Economic Outlook

The mid-market: underestimated?

Ed Nusbaum on why governments should not ignore the ‘middle child’

Imagine a sector that accounts for approximately USD11.5trn or 30% of the global economy. It is fast-growing, productive and innovative, directly supporting 169m jobs; nimble enough to respond quickly to changes in consumer tastes, but robust enough to export and invest heavily in R&D.

Surely this is a sector too important to be ignored?

Well, no, according to a report released last month by HSBC – Hidden Impact: The Vital Role Of Mid-Market Enterprises – which quantifies the impact of the MMEs[1] segment on 15 of the largest economies in the world. The report argues that despite their serious economic heft these businesses suffer from the ‘middle child syndrome’. In other words, they cannot afford to pay for expensive lobbyists to push their interests in the corridors of power, but equally they miss out on many of the incentives and other support offered to start-ups and small businesses. The danger of course is that the sector is ignored, undervalued and taken for granted.

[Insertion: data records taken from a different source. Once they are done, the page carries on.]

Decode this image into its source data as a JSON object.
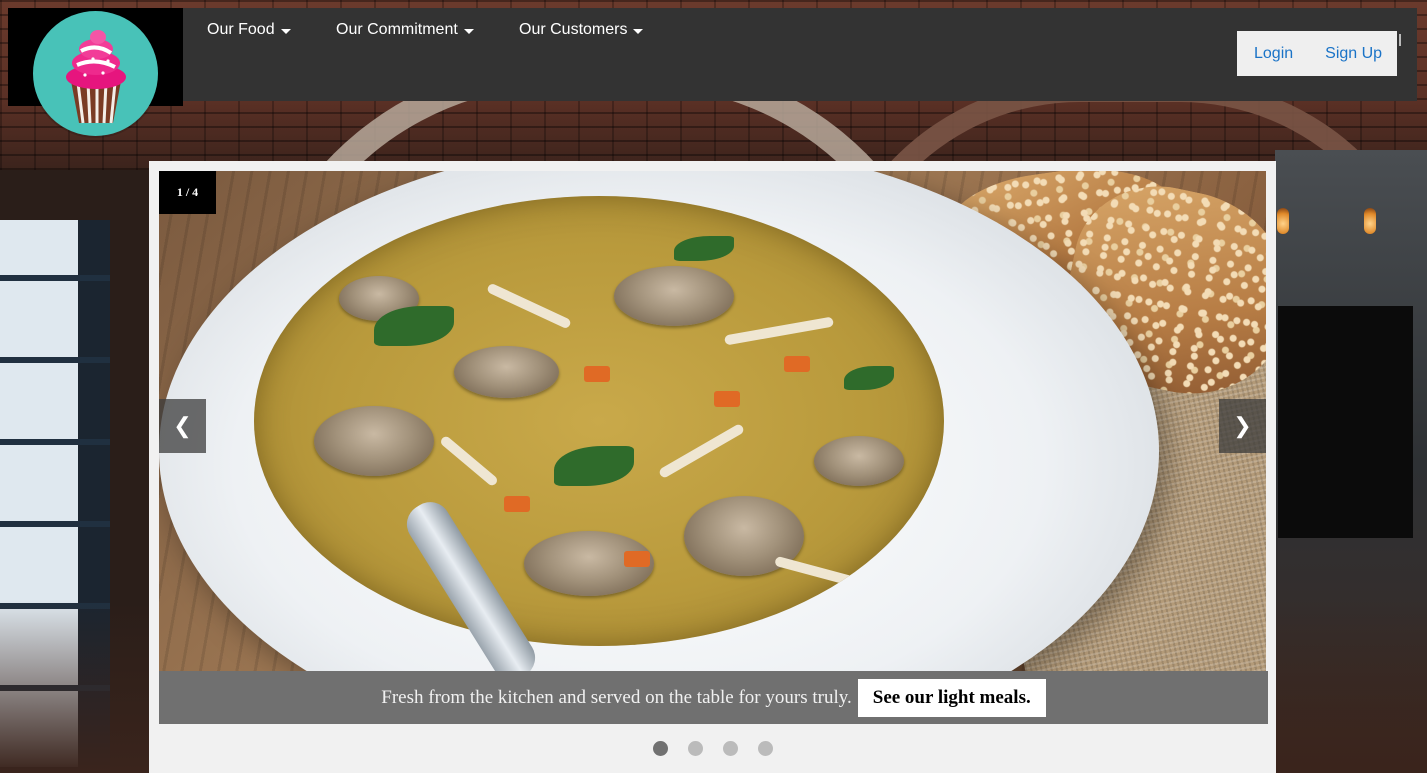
{
  "logo": {
    "icon": "cupcake-icon"
  },
  "nav": {
    "items": [
      {
        "label": "Our Food"
      },
      {
        "label": "Our Commitment"
      },
      {
        "label": "Our Customers"
      }
    ],
    "login": "Login",
    "signup": "Sign Up"
  },
  "slideshow": {
    "counter": "1 / 4",
    "prev_glyph": "❮",
    "next_glyph": "❯",
    "caption": "Fresh from the kitchen and served on the table for yours truly.",
    "cta": "See our light meals.",
    "total_slides": 4,
    "active_slide": 1
  },
  "colors": {
    "navbar": "#333333",
    "logo_circle": "#48c2b8",
    "link": "#1a73c7",
    "caption_bar": "#707070",
    "dot_active": "#717171",
    "dot_inactive": "#bbbbbb"
  }
}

The HSBC report impressively demonstrates the economic importance of this segment. It finds, for example that MMEs support approximately close to two-fifths of GDP in Brazil, China, France, Turkey and the UK. Even in India and the US, which are at the lower end of the spectrum, MMEs support 31% of total output. Employment contributions are equally impressive, ranging from over 40% in China to 29% in the US and 22% in Hong Kong.

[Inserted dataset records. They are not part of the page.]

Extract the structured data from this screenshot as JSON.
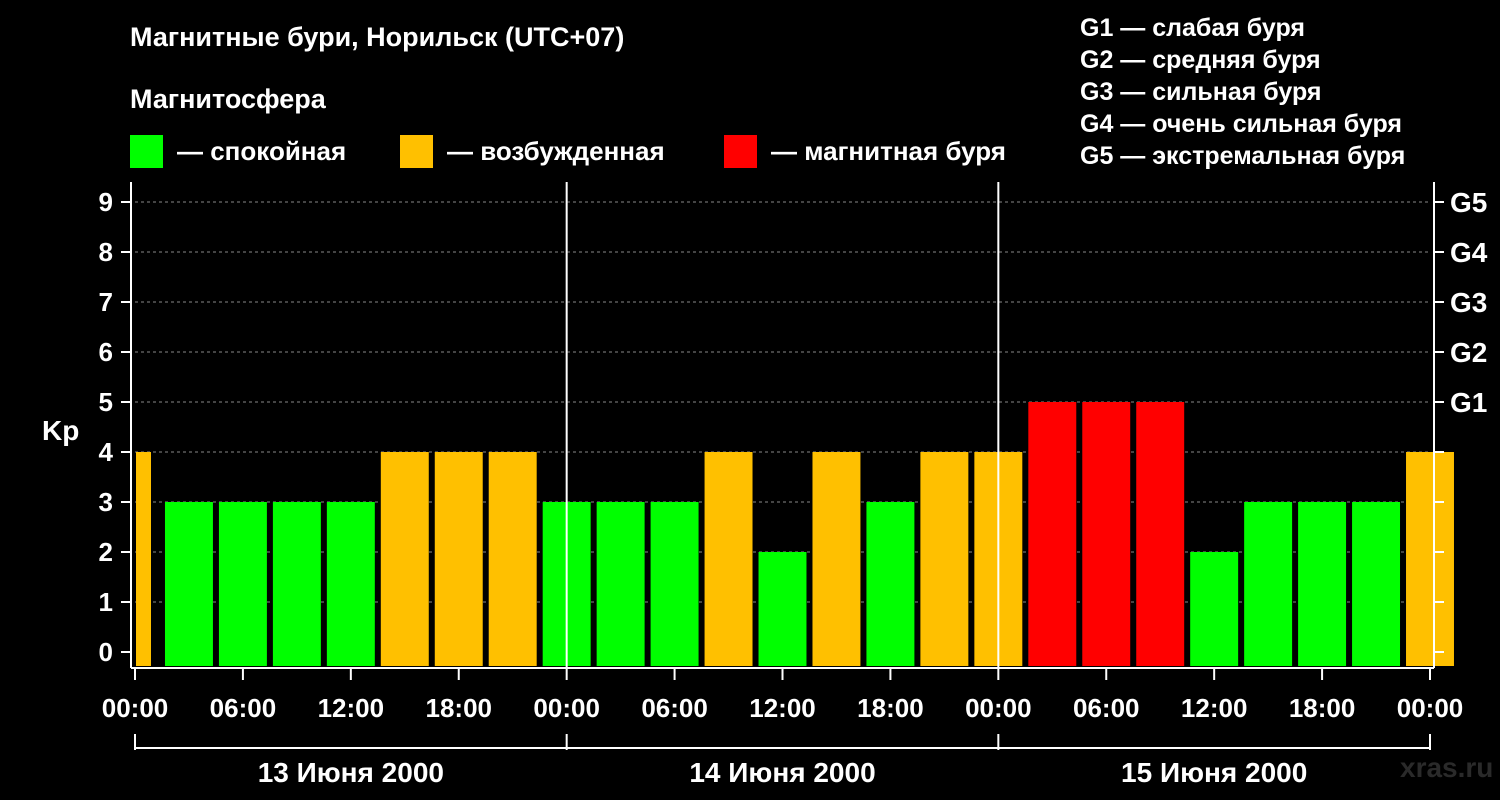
{
  "title": "Магнитные бури, Норильск (UTC+07)",
  "subtitle": "Магнитосфера",
  "legend": [
    {
      "label": "— спокойная",
      "color": "#00ff00"
    },
    {
      "label": "— возбужденная",
      "color": "#ffc000"
    },
    {
      "label": "— магнитная буря",
      "color": "#ff0000"
    }
  ],
  "g_legend": [
    "G1 — слабая буря",
    "G2 — средняя буря",
    "G3 — сильная буря",
    "G4 — очень сильная буря",
    "G5 — экстремальная буря"
  ],
  "watermark": "xras.ru",
  "colors": {
    "quiet": "#00ff00",
    "disturbed": "#ffc000",
    "storm": "#ff0000",
    "background": "#000000",
    "axis": "#ffffff"
  },
  "chart_data": {
    "type": "bar",
    "ylabel": "Kp",
    "ylim": [
      0,
      9
    ],
    "yticks": [
      "0",
      "1",
      "2",
      "3",
      "4",
      "5",
      "6",
      "7",
      "8",
      "9"
    ],
    "right_axis": [
      {
        "label": "G1",
        "kp": 5
      },
      {
        "label": "G2",
        "kp": 6
      },
      {
        "label": "G3",
        "kp": 7
      },
      {
        "label": "G4",
        "kp": 8
      },
      {
        "label": "G5",
        "kp": 9
      }
    ],
    "xtick_labels": [
      "00:00",
      "06:00",
      "12:00",
      "18:00",
      "00:00",
      "06:00",
      "12:00",
      "18:00",
      "00:00",
      "06:00",
      "12:00",
      "18:00",
      "00:00"
    ],
    "days": [
      "13 Июня 2000",
      "14 Июня 2000",
      "15 Июня 2000"
    ],
    "x_range_hours": [
      0,
      72
    ],
    "bar_interval_hours": 3,
    "values": [
      3,
      3,
      3,
      3,
      4,
      4,
      4,
      3,
      3,
      3,
      4,
      2,
      4,
      3,
      4,
      4,
      5,
      5,
      5,
      2,
      3,
      3,
      3,
      4
    ],
    "status": [
      "quiet",
      "quiet",
      "quiet",
      "quiet",
      "disturbed",
      "disturbed",
      "disturbed",
      "quiet",
      "quiet",
      "quiet",
      "disturbed",
      "quiet",
      "disturbed",
      "quiet",
      "disturbed",
      "disturbed",
      "storm",
      "storm",
      "storm",
      "quiet",
      "quiet",
      "quiet",
      "quiet",
      "disturbed"
    ],
    "leading_bar": {
      "value": 4,
      "status": "disturbed"
    },
    "grid": "dashed horizontal"
  }
}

The findings echo those of Agents of Growth, the Grant Thornton UK series on supporting the growth of mid-market businesses, which not only found that UK MMEs are spending more on R&D and capital than larger and smaller peers, but also that they are the most productive segment of the economy.

The conclusion that both reports make is that the mid-market is too important to be overlooked by policymakers. Businesses require support in specific areas such as international expansion and attracting the right workers, and governments could also look at the removal of perverse incentives (for example, tax breaks which end when a company reaches a certain size) that encourage businesses not to grow.

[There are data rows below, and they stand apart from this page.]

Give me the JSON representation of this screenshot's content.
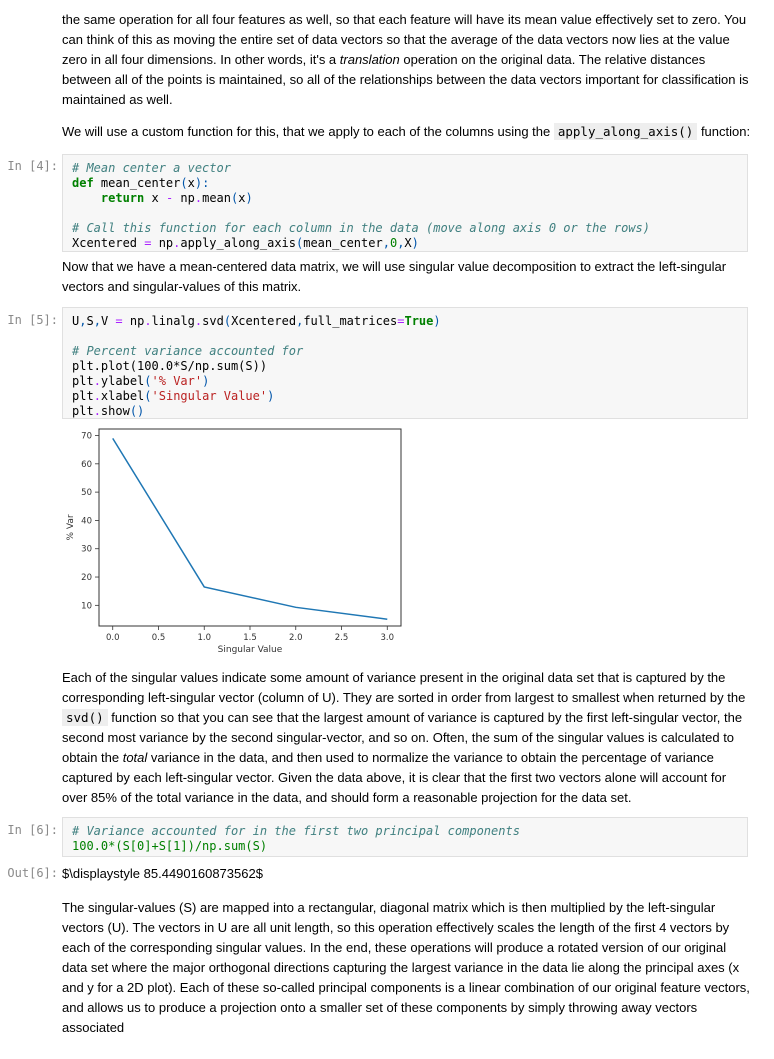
{
  "paragraphs": {
    "p1": {
      "before": "the same operation for all four features as well, so that each feature will have its mean value effectively set to zero. You can think of this as moving the entire set of data vectors so that the average of the data vectors now lies at the value zero in all four dimensions. In other words, it's a ",
      "em": "translation",
      "after": " operation on the original data. The relative distances between all of the points is maintained, so all of the relationships between the data vectors important for classification is maintained as well."
    },
    "p2": {
      "before": "We will use a custom function for this, that we apply to each of the columns using the ",
      "code": "apply_along_axis()",
      "after": " function:"
    },
    "p3": "Now that we have a mean-centered data matrix, we will use singular value decomposition to extract the left-singular vectors and singular-values of this matrix.",
    "p4": {
      "before": "Each of the singular values indicate some amount of variance present in the original data set that is captured by the corresponding left-singular vector (column of U). They are sorted in order from largest to smallest when returned by the ",
      "code": "svd()",
      "middle": " function so that you can see that the largest amount of variance is captured by the first left-singular vector, the second most variance by the second singular-vector, and so on. Often, the sum of the singular values is calculated to obtain the ",
      "em": "total",
      "after": " variance in the data, and then used to normalize the variance to obtain the percentage of variance captured by each left-singular vector. Given the data above, it is clear that the first two vectors alone will account for over 85% of the total variance in the data, and should form a reasonable projection for the data set."
    },
    "p5": "The singular-values (S) are mapped into a rectangular, diagonal matrix which is then multiplied by the left-singular vectors (U). The vectors in U are all unit length, so this operation effectively scales the length of the first 4 vectors by each of the corresponding singular values. In the end, these operations will produce a rotated version of our original data set where the major orthogonal directions capturing the largest variance in the data lie along the principal axes (x and y for a 2D plot). Each of these so-called principal components is a linear combination of our original feature vectors, and allows us to produce a projection onto a smaller set of these components by simply throwing away vectors associated"
  },
  "cells": {
    "in4": {
      "prompt": "In [4]:",
      "lines": {
        "l1": "# Mean center a vector",
        "l2_kw": "def",
        "l2_rest": " mean_center",
        "l2_p1": "(",
        "l2_arg": "x",
        "l2_p2": "):",
        "l3_kw": "return",
        "l3_a": " x ",
        "l3_op": "-",
        "l3_b": " np",
        "l3_dot": ".",
        "l3_c": "mean",
        "l3_p1": "(",
        "l3_d": "x",
        "l3_p2": ")",
        "l5": "# Call this function for each column in the data (move along axis 0 or the rows)",
        "l6_a": "Xcentered ",
        "l6_op": "=",
        "l6_b": " np",
        "l6_dot": ".",
        "l6_c": "apply_along_axis",
        "l6_p1": "(",
        "l6_d": "mean_center",
        "l6_comma1": ",",
        "l6_num": "0",
        "l6_comma2": ",",
        "l6_e": "X",
        "l6_p2": ")"
      }
    },
    "in5": {
      "prompt": "In [5]:",
      "lines": {
        "l1_a": "U",
        "l1_c1": ",",
        "l1_b": "S",
        "l1_c2": ",",
        "l1_c": "V ",
        "l1_op": "=",
        "l1_d": " np",
        "l1_dot1": ".",
        "l1_e": "linalg",
        "l1_dot2": ".",
        "l1_f": "svd",
        "l1_p1": "(",
        "l1_g": "Xcentered",
        "l1_c3": ",",
        "l1_h": "full_matrices",
        "l1_eq": "=",
        "l1_kw": "True",
        "l1_p2": ")",
        "l3": "# Percent variance accounted for",
        "l4": "plt.plot(100.0*S/np.sum(S))",
        "l5_a": "plt",
        "l5_b": "ylabel",
        "l5_s": "'% Var'",
        "l6_a": "plt",
        "l6_b": "xlabel",
        "l6_s": "'Singular Value'",
        "l7_a": "plt",
        "l7_b": "show"
      }
    },
    "in6": {
      "prompt": "In [6]:",
      "line1": "# Variance accounted for in the first two principal components",
      "line2": "100.0*(S[0]+S[1])/np.sum(S)"
    },
    "out6": {
      "prompt": "Out[6]:",
      "value": "$\\displaystyle 85.4490160873562$"
    }
  },
  "chart_data": {
    "type": "line",
    "title": "",
    "xlabel": "Singular Value",
    "ylabel": "% Var",
    "x": [
      0,
      1,
      2,
      3
    ],
    "series": [
      {
        "name": "percent variance",
        "values": [
          69.0,
          16.5,
          9.3,
          5.1
        ],
        "color": "#1f77b4"
      }
    ],
    "xlim": [
      -0.15,
      3.15
    ],
    "ylim": [
      2.7,
      72.3
    ],
    "xticks": [
      0.0,
      0.5,
      1.0,
      1.5,
      2.0,
      2.5,
      3.0
    ],
    "xtick_labels": [
      "0.0",
      "0.5",
      "1.0",
      "1.5",
      "2.0",
      "2.5",
      "3.0"
    ],
    "yticks": [
      10,
      20,
      30,
      40,
      50,
      60,
      70
    ],
    "ytick_labels": [
      "10",
      "20",
      "30",
      "40",
      "50",
      "60",
      "70"
    ],
    "grid": false,
    "legend": "none"
  }
}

MMEs contribute in many high value-add sectors such as business services and others with strong supply chain effects such as manufacturing, while outstanding levels of productivity means any government looking to grow its economy (hopefully all of them) should be working to unlock the potential of this segment. Their impact on economic and employment prospects is simply too big to be ignored.


[1] Defined as businesses with USD50m – USD500m in annual revenues.